Schweizer super-g-truppe versinkt im frühlingsschnee – paris profitiert

Die Schweizer Speed-Herren verabschieden sich mit leeren Händen aus dem Super-G-Finale. Zum ersten Mal seit der Saison 2015/16 steht kein Eidgenosse am Podium, während Dominik Paris in Soldeu den dritten Saisonsieg feiert. Die Verlierer des Tages heißen Alexis Monney und Franjo von Allmen – doch ihre Reaktionen könnten unterschiedlicher nicht sein.

Monney und das 0,66-sekunden-drama

0,66 Sekunden – das ist weniger als ein Atemzug auf der 2,1 Kilometer langen Strecke. Für Alexis Monney ist es die Differenz zwischen Jubel und Katerstimmung.
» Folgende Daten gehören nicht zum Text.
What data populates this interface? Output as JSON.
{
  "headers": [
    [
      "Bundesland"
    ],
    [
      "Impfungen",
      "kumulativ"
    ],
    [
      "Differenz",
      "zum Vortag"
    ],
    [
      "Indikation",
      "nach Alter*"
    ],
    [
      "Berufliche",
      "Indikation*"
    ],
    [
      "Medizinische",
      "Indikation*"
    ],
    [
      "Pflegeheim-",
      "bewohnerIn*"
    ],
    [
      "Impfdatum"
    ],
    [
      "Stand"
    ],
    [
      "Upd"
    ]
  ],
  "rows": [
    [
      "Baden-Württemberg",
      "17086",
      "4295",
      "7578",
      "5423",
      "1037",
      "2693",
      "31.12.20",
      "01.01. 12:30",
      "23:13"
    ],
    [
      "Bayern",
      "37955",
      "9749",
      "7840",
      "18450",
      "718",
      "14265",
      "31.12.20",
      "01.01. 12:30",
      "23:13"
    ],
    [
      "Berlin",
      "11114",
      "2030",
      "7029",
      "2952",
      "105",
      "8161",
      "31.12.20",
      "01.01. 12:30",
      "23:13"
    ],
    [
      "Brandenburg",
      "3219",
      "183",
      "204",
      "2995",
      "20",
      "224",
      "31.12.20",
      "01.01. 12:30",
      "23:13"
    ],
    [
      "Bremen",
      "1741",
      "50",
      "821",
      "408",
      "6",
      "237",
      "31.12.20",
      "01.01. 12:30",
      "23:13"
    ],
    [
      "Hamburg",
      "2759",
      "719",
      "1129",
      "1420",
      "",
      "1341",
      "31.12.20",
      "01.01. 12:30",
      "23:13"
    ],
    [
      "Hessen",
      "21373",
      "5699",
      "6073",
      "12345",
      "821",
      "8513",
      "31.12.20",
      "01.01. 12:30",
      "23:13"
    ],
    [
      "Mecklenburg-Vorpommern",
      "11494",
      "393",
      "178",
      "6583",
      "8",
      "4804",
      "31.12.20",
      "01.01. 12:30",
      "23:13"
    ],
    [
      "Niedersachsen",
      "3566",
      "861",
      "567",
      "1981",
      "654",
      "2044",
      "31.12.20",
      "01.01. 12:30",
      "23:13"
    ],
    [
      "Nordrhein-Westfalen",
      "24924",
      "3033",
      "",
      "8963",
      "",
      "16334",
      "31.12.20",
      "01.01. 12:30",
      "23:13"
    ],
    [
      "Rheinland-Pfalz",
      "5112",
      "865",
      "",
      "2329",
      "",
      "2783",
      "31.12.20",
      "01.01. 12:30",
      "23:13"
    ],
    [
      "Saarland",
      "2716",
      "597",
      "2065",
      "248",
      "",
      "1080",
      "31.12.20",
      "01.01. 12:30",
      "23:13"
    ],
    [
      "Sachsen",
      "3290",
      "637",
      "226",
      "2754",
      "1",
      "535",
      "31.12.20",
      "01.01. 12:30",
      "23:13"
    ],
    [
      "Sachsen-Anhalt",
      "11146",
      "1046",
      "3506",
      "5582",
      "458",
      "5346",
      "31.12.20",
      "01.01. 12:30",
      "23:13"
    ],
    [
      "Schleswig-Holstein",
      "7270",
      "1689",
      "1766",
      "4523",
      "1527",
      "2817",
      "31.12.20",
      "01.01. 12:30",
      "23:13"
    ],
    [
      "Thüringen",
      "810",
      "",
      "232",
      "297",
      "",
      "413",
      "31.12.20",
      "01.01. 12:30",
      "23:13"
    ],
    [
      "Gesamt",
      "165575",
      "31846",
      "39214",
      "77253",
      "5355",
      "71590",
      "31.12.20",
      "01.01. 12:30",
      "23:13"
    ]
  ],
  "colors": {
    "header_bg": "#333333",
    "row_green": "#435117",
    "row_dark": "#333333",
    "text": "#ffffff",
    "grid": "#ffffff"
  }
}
Zweimal in 48 Stunden landet der 26-Jährige auf Rang vier, zweimal schrammt er am Podest vorbei. «Leder-Pech» nennen Experten das, wenn die Kante im falschen Moment wegrutscht. Monney selbst redet es klein: «Ich bin stolz, meinen Plan umgesetzt zu haben.» Dabei war er oben so schnell wie nie, ließ die Ski bis zum Limit laufen. Doch in der Mitte rutschte er zweimal weg, verlor die Linie, verlor Zähntel. «Die Drifts waren nicht geplant», sagt er und lacht auf, als wolle er das Pech wegpusten. Die Saison war trotzdem sein Breakthrough: drei Top-10-Plätze, eine Verbesserung um 28 Weltcuppunkte. Nur das Podest fehlt – und das nagt.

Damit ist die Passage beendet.